In these two statements is a problem- If you hit the balloon on the second shot that seems to be a "success" when it really is a failure. That is also the F-class is run (first a couple of sighters to get you on target and then for score). Practice is good and you learn a lot and hopefully develop good mechanics and if it is not fun then you may not practice much.

There is nothing like paper to make you realize the truth. You get no adjustments because you don't know where the first round hit. Your group is going to show you just how bad your wind and range factors were and just how well your rifle is actually placing bullets. Countless people have posted that they hit a gong at some tremendous distance "after a few shots". All that tells me is that for the critical first shot ,they "MISSED".

At 900 yards it is a half mile walk to the target and a long dreary half mile walk back pondering just how bad you misjudged the wind. Good exercise and good time to reflect on one's skill level.
Very well said !!! Bob

An animal never gives you a sighter shot so the first shot is the one that counts.

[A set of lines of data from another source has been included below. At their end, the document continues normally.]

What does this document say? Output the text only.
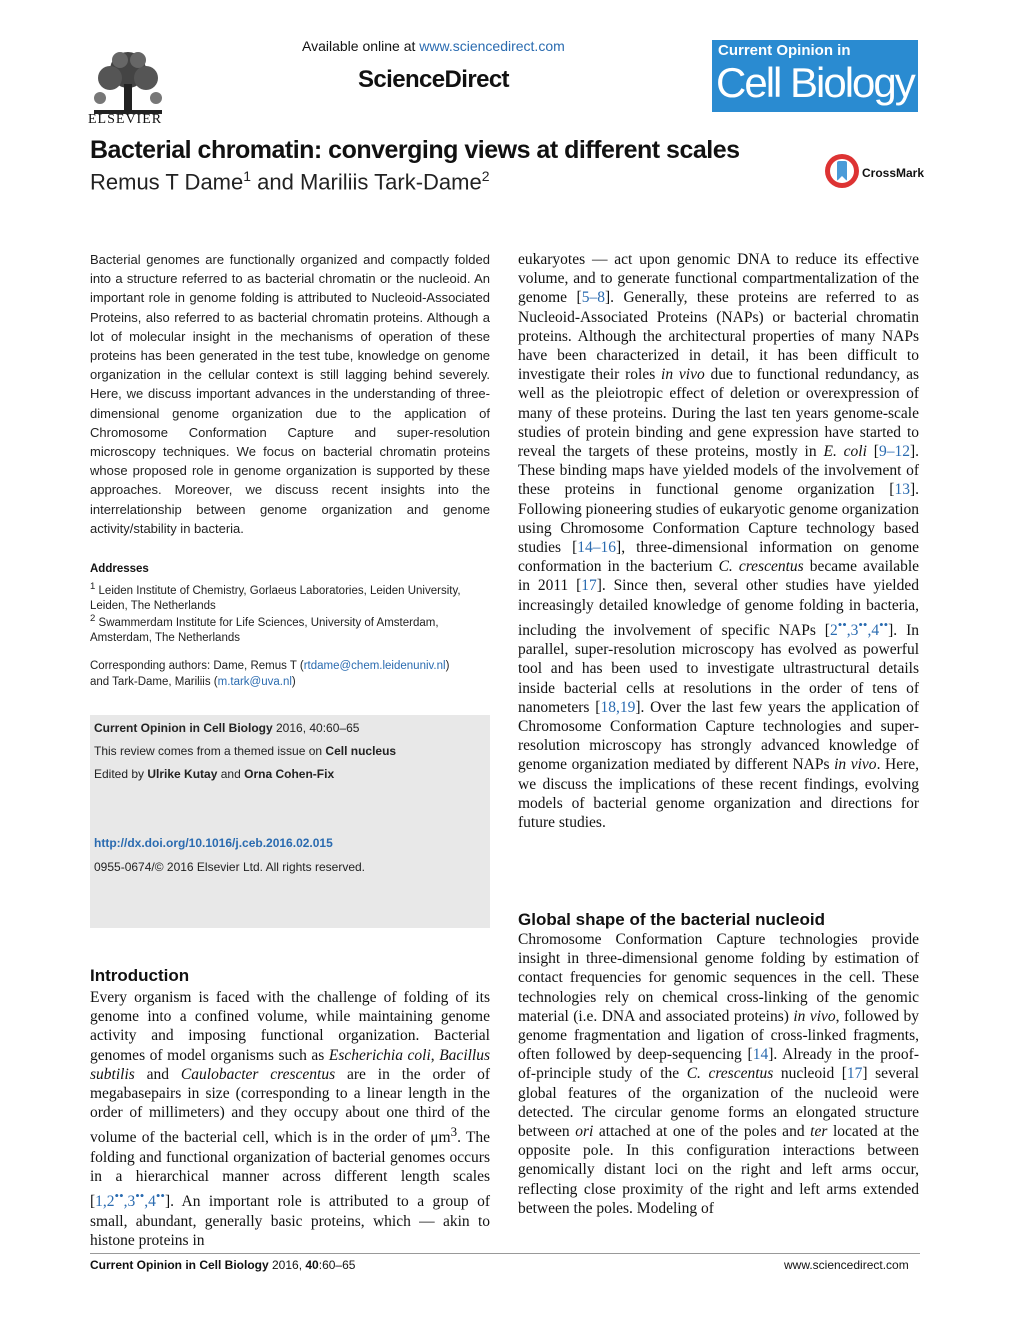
ELSEVIER
Available online at www.sciencedirect.com
ScienceDirect
Current Opinion in
Cell Biology
Bacterial chromatin: converging views at different scales
Remus T Dame$^1$ and Mariliis Tark-Dame$^2$	CrossMark
Bacterial genomes are functionally organized and compactly folded into a structure referred to as bacterial chromatin or the nucleoid. An important role in genome folding is attributed to Nucleoid-Associated Proteins, also referred to as bacterial chromatin proteins. Although a lot of molecular insight in the mechanisms of operation of these proteins has been generated in the test tube, knowledge on genome organization in the cellular context is still lagging behind severely. Here, we discuss important advances in the understanding of three-dimensional genome organization due to the application of Chromosome Conformation Capture and super-resolution microscopy techniques. We focus on bacterial chromatin proteins whose proposed role in genome organization is supported by these approaches. Moreover, we discuss recent insights into the interrelationship between genome organization and genome activity/stability in bacteria.
Addresses
$^1$ Leiden Institute of Chemistry, Gorlaeus Laboratories, Leiden University, Leiden, The Netherlands
$^2$ Swammerdam Institute for Life Sciences, University of Amsterdam, Amsterdam, The Netherlands
Corresponding authors: Dame, Remus T (rtdame@chem.leidenuniv.nl)
and Tark-Dame, Mariliis (m.tark@uva.nl)
Current Opinion in Cell Biology 2016, 40:60–65
This review comes from a themed issue on Cell nucleus
Edited by Ulrike Kutay and Orna Cohen-Fix
http://dx.doi.org/10.1016/j.ceb.2016.02.015
0955-0674/© 2016 Elsevier Ltd. All rights reserved.
Introduction
Every organism is faced with the challenge of folding of its genome into a confined volume, while maintaining genome activity and imposing functional organization. Bacterial genomes of model organisms such as Escherichia coli, Bacillus subtilis and Caulobacter crescentus are in the order of megabasepairs in size (corresponding to a linear length in the order of millimeters) and they occupy about one third of the volume of the bacterial cell, which is in the order of $\mu m^3$. The folding and functional organization of bacterial genomes occurs in a hierarchical manner across different length scales [1,2••,3••,4••]. An important role is attributed to a group of small, abundant, generally basic proteins, which — akin to histone proteins in
eukaryotes — act upon genomic DNA to reduce its effective volume, and to generate functional compartmentalization of the genome [5–8]. Generally, these proteins are referred to as Nucleoid-Associated Proteins (NAPs) or bacterial chromatin proteins. Although the architectural properties of many NAPs have been characterized in detail, it has been difficult to investigate their roles in vivo due to functional redundancy, as well as the pleiotropic effect of deletion or overexpression of many of these proteins. During the last ten years genome-scale studies of protein binding and gene expression have started to reveal the targets of these proteins, mostly in E. coli [9–12]. These binding maps have yielded models of the involvement of these proteins in functional genome organization [13]. Following pioneering studies of eukaryotic genome organization using Chromosome Conformation Capture technology based studies [14–16], three-dimensional information on genome conformation in the bacterium C. crescentus became available in 2011 [17]. Since then, several other studies have yielded increasingly detailed knowledge of genome folding in bacteria, including the involvement of specific NAPs [2••,3••,4••]. In parallel, super-resolution microscopy has evolved as powerful tool and has been used to investigate ultrastructural details inside bacterial cells at resolutions in the order of tens of nanometers [18,19]. Over the last few years the application of Chromosome Conformation Capture technologies and super-resolution microscopy has strongly advanced knowledge of genome organization mediated by different NAPs in vivo. Here, we discuss the implications of these recent findings, evolving models of bacterial genome organization and directions for future studies.
Global shape of the bacterial nucleoid
Chromosome Conformation Capture technologies provide insight in three-dimensional genome folding by estimation of contact frequencies for genomic sequences in the cell. These technologies rely on chemical cross-linking of the genomic material (i.e. DNA and associated proteins) in vivo, followed by genome fragmentation and ligation of cross-linked fragments, often followed by deep-sequencing [14]. Already in the proof-of-principle study of the C. crescentus nucleoid [17] several global features of the organization of the nucleoid were detected. The circular genome forms an elongated structure between ori attached at one of the poles and ter located at the opposite pole. In this configuration interactions between genomically distant loci on the right and left arms occur, reflecting close proximity of the right and left arms extended between the poles. Modeling of
Current Opinion in Cell Biology 2016, 40:60–65	www.sciencedirect.com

When you can set a target at an unknown distance, range it once you get set up to shoot,
calculate wind effect,adjust the turrents on the scope accordingly And hit the target within
an exceptable kill zone for the game to be hunted on the first shot EVERY TIME as Bob said
then you are ready.

Start at a reasonable distance and work out to your limit. Dont let the fact that some of the
guys on this site can do this at 1 mile intimidate you. This year I limited my self to 1100
yrds because of the game,energy at that distance and most of all my abilities.